Remix.run Logo
Frannky 5 hours ago

I think unless you're doing simple tasks, skills are unreliable. For better reliability, I have the agent trigger APIs that handles the complex logic (and its own LLM calls) internally. Has anyone found a solid strategy for making complex 'skills' more dependable?

selridge 4 hours ago | parent | next [-]

In my experience, all text “instruction” to the agent should be taken on a prayer. If you write compact agent guidance that is not contradictory and is local and useful to your project, the agent will follow it most of the time. There is nothing that you can write that will force the agent to follow it all of the time.

If one can accept failure to follow instructions, then the world is open. That condition does not really comport with how we think about machines. Nevertheless, it is the case.

Right now, a productive split is to place things that you need to happen into tooling and harnessing, and place things that would be nice for the agent to conceptualize into skills.

Frannky 2 hours ago | parent [-]

Yeah, that's my experience too

plufz 5 hours ago | parent | prev | next [-]

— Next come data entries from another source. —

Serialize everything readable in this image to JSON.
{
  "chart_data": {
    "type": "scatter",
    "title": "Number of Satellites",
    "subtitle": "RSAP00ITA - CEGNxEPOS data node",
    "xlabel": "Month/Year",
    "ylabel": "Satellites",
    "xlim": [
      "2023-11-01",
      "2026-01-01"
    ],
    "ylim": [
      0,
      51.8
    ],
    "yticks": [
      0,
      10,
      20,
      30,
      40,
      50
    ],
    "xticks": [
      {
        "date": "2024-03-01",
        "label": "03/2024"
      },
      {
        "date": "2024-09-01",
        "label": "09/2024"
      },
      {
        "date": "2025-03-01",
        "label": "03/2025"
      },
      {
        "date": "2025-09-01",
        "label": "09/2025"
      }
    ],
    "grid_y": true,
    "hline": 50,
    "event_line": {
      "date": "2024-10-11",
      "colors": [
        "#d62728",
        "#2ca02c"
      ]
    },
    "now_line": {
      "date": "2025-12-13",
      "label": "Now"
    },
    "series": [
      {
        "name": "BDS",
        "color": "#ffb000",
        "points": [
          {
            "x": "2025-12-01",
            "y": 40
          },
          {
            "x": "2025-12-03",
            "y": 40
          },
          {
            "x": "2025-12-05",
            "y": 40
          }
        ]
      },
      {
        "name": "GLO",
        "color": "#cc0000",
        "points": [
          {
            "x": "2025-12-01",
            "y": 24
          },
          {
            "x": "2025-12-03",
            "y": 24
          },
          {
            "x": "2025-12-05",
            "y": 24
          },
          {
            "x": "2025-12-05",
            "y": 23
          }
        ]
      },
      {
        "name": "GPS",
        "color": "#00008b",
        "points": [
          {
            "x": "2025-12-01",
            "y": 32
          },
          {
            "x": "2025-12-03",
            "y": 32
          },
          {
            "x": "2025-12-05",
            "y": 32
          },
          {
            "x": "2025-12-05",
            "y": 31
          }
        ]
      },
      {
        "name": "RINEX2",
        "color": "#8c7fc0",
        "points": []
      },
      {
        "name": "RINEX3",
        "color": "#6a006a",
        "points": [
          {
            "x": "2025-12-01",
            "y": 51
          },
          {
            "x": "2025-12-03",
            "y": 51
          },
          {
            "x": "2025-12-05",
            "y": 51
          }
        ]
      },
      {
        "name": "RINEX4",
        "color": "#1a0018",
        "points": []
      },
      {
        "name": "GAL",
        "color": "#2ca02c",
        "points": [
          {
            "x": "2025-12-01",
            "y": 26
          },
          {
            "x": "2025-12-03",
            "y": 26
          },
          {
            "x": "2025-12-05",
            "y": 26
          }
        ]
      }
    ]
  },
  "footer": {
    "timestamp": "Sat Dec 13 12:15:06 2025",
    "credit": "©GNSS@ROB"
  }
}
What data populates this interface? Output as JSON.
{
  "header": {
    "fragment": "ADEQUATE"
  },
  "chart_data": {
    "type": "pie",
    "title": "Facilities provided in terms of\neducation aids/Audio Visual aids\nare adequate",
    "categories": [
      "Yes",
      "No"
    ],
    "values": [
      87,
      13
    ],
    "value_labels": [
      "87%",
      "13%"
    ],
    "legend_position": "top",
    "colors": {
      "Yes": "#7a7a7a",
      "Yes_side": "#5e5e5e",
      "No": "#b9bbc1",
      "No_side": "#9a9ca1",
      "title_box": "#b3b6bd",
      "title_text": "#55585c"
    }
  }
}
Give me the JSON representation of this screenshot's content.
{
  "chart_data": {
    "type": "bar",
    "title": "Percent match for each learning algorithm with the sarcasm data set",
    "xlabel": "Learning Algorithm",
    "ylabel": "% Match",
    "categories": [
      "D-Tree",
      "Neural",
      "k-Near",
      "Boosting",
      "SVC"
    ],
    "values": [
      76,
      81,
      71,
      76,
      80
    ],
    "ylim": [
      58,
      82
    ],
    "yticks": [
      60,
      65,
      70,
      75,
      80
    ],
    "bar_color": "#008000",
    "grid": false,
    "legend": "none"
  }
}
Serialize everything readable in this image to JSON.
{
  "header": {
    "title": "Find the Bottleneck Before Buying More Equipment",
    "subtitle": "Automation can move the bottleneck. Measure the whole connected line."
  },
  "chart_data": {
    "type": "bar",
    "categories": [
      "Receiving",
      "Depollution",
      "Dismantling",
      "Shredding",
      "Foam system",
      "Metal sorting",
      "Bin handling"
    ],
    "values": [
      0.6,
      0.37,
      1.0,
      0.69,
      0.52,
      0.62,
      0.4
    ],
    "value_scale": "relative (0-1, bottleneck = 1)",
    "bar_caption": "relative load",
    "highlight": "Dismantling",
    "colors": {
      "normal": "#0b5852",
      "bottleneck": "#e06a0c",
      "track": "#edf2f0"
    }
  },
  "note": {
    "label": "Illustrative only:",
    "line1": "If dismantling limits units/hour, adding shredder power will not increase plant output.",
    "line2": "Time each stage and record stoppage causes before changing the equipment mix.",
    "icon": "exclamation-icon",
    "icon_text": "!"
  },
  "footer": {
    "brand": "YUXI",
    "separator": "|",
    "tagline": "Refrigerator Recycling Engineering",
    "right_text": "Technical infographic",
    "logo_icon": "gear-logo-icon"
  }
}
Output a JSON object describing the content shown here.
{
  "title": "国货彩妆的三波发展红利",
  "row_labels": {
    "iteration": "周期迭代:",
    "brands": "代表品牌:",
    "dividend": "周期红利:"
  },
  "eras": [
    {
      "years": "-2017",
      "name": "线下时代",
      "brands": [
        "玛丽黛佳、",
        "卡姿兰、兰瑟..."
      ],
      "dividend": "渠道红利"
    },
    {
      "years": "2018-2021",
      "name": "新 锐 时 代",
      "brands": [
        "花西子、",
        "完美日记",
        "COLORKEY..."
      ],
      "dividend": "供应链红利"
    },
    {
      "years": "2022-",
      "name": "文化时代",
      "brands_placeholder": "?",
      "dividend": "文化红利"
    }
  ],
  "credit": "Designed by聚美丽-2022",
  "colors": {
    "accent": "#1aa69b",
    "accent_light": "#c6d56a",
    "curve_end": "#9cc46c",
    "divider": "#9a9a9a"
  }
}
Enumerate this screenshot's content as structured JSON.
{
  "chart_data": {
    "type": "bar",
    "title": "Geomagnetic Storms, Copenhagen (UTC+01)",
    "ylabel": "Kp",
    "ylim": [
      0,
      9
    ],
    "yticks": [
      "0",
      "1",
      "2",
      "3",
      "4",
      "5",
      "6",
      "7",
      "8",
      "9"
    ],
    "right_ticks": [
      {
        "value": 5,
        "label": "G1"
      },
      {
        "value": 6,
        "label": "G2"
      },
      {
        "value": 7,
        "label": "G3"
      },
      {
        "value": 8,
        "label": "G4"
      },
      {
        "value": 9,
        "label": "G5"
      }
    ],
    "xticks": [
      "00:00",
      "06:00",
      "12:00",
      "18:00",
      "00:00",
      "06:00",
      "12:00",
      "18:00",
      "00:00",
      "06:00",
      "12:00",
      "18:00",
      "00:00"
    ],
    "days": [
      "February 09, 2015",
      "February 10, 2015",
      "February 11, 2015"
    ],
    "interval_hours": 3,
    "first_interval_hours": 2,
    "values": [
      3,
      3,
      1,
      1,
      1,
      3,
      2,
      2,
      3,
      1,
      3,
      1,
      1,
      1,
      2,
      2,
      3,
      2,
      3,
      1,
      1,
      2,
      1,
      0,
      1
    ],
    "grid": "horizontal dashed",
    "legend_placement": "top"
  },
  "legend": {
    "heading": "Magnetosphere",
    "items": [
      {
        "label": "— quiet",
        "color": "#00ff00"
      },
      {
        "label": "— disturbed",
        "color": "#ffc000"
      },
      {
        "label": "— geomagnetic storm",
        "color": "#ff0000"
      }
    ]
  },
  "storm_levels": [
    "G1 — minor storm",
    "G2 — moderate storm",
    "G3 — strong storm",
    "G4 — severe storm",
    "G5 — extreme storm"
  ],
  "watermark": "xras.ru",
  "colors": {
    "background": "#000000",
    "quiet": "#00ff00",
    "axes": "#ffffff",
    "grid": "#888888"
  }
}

My only strategy is what used to be called slash-commands but are also skills now, I.e I call them explicitly. I think that actually works quite well and you can allow specific tools and tell it to use specific hooks for security of validation in the frontmatter properties.

chickensong 5 hours ago | parent | prev [-]

Is it that the skills aren't being triggered reliably, or that they get triggered but the skill itself is complex and doesn't work as expected?

Frannky 4 hours ago | parent [-]

both

chickensong 4 hours ago | parent [-]

I haven't done a lot with skills yet, but maybe try and leverage hooks to enforce skill usage, and move most of the skill's logic and complexity into a script so the agent only needs to reason about how to call the script.

Frannky 21 minutes ago | parent [-]

I think I'll wait until they are more reliable. For now, I use skills, but they just specify which endpoint to call. It should be also safer, different vps, no access to credentials but the bearer token.